This week i am sharing extracts from the Quiet Leadership Guidebook as i write it: the book is based around 8 questions that you can use as a foundation for conversations with others. This section considers one of the questions, on Kindness. Shared here it is a little out of context, but this comes almost exactly half way through the journey into the ecosystem of Quiet Leadership: leadership through the smallest of actions, in every day.
This is your fourth question: how can you grow with Kindness in every day?
What i want you to explore here is somewhat practical in nature: can we grow with Kindness, or indeed SHOULD we seek to grow with Kindness, in every day?
If Kindness is something that we reserve for times when we have plenty, times of surplus, then it feels like a special occasion, not a culture or practice. But to be kind in every day may feel artificial, inauthentic, or even a burden: what about those days when you are exhausted, or have nothing to give?
I guess this will relate back to the ways that we are kind: through thoughts, words, and actions.

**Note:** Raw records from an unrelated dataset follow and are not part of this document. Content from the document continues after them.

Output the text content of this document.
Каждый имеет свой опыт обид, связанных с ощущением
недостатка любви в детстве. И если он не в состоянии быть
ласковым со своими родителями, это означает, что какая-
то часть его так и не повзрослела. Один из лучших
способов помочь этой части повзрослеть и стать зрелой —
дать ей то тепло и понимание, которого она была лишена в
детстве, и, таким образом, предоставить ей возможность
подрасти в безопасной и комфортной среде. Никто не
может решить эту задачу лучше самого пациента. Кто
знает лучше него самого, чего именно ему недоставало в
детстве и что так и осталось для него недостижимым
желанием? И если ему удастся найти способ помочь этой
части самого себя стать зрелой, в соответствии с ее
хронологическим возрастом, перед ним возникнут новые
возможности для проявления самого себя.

When you stand in a field, on the edge of the forest, within our ecosystem, you feel the wind against your skin, but it is rarely a constant force. Sometimes it blows hard, and at others it dies away to a whisper. Perhaps that is how we grow with Kindness: at times with a whisper, and at times with a shout.
Use your time in conversation to explore this: what ‘feels’ right, how would we know it is right, and how would we experience this in practice?